Да и после этого Николай удивлять не перестал, заявив: «Я считал, что раз он так интересуется половым вопросом, то, следовательно, имел уже половые сношения. Я Владимира никогда не видел в компании с какой-нибудь девушкой, всегда он один или сидел со взрослыми мужчинами».
Всё это очень любопытно и немного странно. Мы уже слышали о привычке Володи ходить в баню поздно вечером как от Георгия Винничевского, так и самого Владимира. Теперь вот об этом же заговорил и Карпушин. Правда, теперь выяснилось, что такие походы не всегда совершались в одиночку, оказывается, у Володи была душевная компания. Вдвойне интересно то, что сам Владимир о своём старшем спутнике на допросе не упомянул. Про баню рассказал, а про того, кто его веничком ласково охаживал, как-то позабыл.

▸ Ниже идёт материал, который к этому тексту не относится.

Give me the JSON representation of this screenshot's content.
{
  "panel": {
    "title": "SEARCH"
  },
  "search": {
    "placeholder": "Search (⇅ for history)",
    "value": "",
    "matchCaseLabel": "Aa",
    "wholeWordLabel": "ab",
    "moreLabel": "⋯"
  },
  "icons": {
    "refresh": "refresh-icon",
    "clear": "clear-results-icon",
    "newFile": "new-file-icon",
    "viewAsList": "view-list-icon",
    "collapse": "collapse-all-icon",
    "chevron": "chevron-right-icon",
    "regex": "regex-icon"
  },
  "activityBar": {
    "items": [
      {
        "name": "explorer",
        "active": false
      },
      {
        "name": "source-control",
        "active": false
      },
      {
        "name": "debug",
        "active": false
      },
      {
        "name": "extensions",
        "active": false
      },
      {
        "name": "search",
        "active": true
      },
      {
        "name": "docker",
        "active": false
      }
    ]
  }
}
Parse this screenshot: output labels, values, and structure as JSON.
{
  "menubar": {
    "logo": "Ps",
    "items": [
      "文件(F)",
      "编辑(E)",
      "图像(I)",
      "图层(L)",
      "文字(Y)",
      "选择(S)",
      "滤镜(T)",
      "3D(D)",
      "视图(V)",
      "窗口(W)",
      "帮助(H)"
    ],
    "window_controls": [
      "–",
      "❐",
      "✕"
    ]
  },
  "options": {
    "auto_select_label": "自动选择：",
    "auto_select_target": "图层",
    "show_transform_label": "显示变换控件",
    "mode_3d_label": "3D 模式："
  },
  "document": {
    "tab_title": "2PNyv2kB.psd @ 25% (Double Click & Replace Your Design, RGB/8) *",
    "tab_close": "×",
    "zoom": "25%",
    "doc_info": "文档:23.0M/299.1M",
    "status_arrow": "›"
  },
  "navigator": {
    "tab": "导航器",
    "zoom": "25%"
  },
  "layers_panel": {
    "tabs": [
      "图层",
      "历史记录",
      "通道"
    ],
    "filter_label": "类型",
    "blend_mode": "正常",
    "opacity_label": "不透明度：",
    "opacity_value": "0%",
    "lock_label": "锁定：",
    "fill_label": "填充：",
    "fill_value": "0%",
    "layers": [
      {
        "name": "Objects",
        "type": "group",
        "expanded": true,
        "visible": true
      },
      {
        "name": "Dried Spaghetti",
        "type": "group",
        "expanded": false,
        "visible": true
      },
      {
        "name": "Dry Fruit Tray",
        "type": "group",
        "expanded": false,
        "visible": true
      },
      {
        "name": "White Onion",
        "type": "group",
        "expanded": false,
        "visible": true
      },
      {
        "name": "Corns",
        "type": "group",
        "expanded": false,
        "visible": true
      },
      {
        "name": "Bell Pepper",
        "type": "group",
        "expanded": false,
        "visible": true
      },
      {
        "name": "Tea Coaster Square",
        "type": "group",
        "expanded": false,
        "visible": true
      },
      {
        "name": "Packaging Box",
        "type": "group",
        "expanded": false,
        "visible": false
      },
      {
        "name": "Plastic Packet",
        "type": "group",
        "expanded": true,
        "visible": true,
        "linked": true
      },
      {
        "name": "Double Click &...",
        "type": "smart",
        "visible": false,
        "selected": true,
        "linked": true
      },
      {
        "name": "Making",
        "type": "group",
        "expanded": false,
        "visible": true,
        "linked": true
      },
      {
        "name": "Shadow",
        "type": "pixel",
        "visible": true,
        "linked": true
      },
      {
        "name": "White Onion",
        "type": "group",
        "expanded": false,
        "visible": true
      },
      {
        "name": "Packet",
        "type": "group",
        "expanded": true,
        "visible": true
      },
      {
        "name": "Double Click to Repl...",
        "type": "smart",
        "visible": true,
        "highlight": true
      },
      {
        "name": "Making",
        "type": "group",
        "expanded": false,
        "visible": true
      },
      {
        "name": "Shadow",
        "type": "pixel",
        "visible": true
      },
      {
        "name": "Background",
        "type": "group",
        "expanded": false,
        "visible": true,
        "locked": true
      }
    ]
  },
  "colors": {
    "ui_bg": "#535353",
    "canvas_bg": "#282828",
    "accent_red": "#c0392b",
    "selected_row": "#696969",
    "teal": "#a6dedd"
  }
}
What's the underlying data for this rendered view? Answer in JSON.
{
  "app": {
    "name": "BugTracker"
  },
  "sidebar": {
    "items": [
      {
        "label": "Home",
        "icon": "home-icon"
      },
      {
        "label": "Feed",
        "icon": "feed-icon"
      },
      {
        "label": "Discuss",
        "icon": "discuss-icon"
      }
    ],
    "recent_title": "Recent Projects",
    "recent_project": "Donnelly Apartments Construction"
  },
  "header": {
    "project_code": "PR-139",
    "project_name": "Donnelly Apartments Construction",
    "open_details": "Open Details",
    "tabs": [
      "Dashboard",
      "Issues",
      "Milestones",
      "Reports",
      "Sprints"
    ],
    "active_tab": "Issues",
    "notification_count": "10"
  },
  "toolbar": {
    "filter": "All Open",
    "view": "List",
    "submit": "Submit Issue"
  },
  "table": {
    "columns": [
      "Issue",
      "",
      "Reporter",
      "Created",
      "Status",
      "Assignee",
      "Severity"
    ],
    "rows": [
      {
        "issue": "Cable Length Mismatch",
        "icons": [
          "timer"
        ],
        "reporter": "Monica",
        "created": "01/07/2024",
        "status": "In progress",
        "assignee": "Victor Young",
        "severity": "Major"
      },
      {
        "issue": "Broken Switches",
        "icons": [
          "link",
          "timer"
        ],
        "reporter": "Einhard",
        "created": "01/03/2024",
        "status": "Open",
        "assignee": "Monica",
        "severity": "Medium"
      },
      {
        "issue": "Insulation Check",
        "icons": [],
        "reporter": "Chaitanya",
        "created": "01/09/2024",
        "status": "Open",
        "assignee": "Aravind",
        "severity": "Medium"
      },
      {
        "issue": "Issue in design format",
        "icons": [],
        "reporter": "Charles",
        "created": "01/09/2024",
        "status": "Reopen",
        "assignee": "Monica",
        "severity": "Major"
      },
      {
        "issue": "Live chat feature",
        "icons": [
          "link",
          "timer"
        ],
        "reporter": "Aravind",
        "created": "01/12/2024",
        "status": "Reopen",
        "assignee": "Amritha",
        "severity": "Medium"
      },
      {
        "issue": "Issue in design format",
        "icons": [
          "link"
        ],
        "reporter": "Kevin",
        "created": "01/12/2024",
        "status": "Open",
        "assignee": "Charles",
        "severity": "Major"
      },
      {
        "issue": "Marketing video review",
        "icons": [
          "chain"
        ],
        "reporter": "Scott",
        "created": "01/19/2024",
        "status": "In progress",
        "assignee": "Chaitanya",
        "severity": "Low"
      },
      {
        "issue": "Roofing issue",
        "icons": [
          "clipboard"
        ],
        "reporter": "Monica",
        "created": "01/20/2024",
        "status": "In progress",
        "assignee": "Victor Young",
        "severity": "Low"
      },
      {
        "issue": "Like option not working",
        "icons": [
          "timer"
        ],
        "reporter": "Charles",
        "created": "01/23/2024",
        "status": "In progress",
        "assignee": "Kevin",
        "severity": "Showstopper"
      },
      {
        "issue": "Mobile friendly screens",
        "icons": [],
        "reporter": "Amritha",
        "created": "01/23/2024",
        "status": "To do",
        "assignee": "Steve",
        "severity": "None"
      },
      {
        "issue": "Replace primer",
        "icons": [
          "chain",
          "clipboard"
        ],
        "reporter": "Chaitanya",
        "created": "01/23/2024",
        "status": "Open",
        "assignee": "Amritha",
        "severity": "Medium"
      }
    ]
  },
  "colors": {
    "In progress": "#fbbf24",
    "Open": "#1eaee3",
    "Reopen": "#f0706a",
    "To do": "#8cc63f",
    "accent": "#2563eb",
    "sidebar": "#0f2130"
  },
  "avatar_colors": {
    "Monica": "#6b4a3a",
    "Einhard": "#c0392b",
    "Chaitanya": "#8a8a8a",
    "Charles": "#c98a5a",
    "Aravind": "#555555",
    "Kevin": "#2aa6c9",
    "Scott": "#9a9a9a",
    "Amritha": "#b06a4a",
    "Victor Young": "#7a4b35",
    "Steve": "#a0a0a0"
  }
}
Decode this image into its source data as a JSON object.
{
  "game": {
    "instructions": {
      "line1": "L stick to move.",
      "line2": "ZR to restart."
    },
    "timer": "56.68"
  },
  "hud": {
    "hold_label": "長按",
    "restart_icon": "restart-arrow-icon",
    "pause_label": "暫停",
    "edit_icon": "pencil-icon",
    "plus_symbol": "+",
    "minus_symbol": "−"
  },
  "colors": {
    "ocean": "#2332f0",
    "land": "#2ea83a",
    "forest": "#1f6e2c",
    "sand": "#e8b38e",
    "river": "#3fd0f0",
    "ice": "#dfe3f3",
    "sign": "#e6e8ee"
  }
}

Какая, однако, избирательная амнезия!
Затем последовало ещё одно неоднозначное признание Карпушина. Он сообщил лейтенанту Лямину, что Владимир Винничевский бывал у него дома, правда, всего один раз, принёс больному отцу Карпушина базилик. Очень трогательная деталь, но она нам неинтересна, а интересно совсем другое: Владимир Винничевский во время допроса 21 ноября постарался сделать вид, будто ему неизвестно место проживания Карпушина. «Где-то на Загородной улице», – так неопределённо он высказался на сей счёт. Теперь же выясняется, что Володя прекрасно знал адрес своего старшего товарища, который на самом жил совсем в другом месте – на улице Машинной, в доме №16. Загородная улица – это нынешняя улица Василия Ерёмина, её переименовали в январе 1959 г. Одного взгляда на карту города достаточно, чтобы понять – Загородная и Машинная улицы находятся в разных частях города, первая – севернее реки Исеть (Городского пруда), вторая – гораздо южнее, расстояние между ними более 3,5 км.
Винничевский явно хотел продемонстрировать свою неосведомлённость о месте проживания Николая Карпушина. Возникает вопрос: а ради чего он ломал эту комедию? Старшего товарища он и так сдал, что называется, с потрохами, впутал в дело.., так что же он ещё думал скрыть? Видимо, нечто такое, что в глазах милиционеров могло выглядеть куда более предосудительным, чем разговоры про половые сношения и презервативы.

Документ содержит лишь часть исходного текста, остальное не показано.